LG, which announced its plan to close its smartphone business after the unit failed to make any profit in April this year, will make the exit in July, NikkeI Asia reported, adding that LG will spin off its EV drive system segment in the same month.
The electronics company had given a preview of its future plans while announcing the exit from the smartphone business.
“LG’s strategic decision to exit the incredibly competitive mobile phone sector will enable the company to focus resources in growth areas such as electric vehicle components, connected devices, smart homes, robotics, artificial intelligence and business-to-business solutions, as well as platforms and services,” an official statement by LG had read then.

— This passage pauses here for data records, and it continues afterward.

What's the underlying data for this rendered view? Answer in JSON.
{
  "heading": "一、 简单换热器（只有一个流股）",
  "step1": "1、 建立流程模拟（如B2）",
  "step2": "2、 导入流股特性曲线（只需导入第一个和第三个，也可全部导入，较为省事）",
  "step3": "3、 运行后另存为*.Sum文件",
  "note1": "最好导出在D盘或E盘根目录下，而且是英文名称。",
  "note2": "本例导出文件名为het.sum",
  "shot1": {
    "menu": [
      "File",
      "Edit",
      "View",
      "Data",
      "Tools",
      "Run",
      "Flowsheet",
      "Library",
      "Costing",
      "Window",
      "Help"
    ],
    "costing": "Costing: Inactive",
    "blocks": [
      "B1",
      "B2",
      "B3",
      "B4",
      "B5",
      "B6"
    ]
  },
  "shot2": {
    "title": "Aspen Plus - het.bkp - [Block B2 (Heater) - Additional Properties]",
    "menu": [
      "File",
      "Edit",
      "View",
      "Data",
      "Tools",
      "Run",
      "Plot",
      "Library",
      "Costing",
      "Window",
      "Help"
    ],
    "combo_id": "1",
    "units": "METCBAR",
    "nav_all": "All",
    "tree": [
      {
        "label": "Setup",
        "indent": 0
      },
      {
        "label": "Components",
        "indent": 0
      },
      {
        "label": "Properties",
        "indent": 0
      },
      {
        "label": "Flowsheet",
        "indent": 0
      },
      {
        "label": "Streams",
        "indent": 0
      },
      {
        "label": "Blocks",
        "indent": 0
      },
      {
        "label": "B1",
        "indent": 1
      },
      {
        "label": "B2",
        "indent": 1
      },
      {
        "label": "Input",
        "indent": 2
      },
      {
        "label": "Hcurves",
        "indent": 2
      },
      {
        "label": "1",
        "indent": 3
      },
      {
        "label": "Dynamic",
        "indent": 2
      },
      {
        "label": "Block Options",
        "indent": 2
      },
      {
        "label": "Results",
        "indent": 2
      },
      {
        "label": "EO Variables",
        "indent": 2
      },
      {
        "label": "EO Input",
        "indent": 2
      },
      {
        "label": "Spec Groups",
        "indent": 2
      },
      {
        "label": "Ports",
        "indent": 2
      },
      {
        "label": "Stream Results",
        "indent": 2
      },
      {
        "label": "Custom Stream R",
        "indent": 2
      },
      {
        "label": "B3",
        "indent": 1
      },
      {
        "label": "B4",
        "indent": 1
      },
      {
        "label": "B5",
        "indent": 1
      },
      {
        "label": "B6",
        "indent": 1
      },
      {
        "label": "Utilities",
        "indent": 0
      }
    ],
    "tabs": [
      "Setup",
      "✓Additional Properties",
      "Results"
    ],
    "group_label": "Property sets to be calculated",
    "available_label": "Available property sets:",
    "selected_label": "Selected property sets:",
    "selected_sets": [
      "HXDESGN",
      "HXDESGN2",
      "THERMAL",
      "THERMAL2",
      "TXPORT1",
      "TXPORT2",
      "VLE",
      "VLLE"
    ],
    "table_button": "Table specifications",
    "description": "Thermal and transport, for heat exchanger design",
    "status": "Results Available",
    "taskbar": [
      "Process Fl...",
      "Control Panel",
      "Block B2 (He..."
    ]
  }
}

The publication had reported that Canadian auto component supplier Magna International will buy a 49 per cent stake in that unit to create a new joint venture called LG Magna e-Powertrain which will be headquartered in Incheon, South Korea.
The company is also preparing to establish bases in Michigan, the US, and Nanjing, China, aiming to secure customers in two countries that are major markets for EVs, it added.
Magna’s customers include major automakers like General Motors, BMW, and Ford Motor.
LG can also draw on the strength of other members of the LG group, which includes LG Chem — the world’s second-biggest producer of EV batteries — and panel maker LG Display and LG Innotek, which supplies onboard cameras for autos.
The company launched an internal team for automotive components in 2013 in anticipation of the growth of electric vehicles. In 2018, LG made Austrian headlight supplier ZKW into a subsidiary. LG has taken a three-pronged strategy for its automotive business, consisting of headlights, drive components and infotainment, which includes car navigation and audio.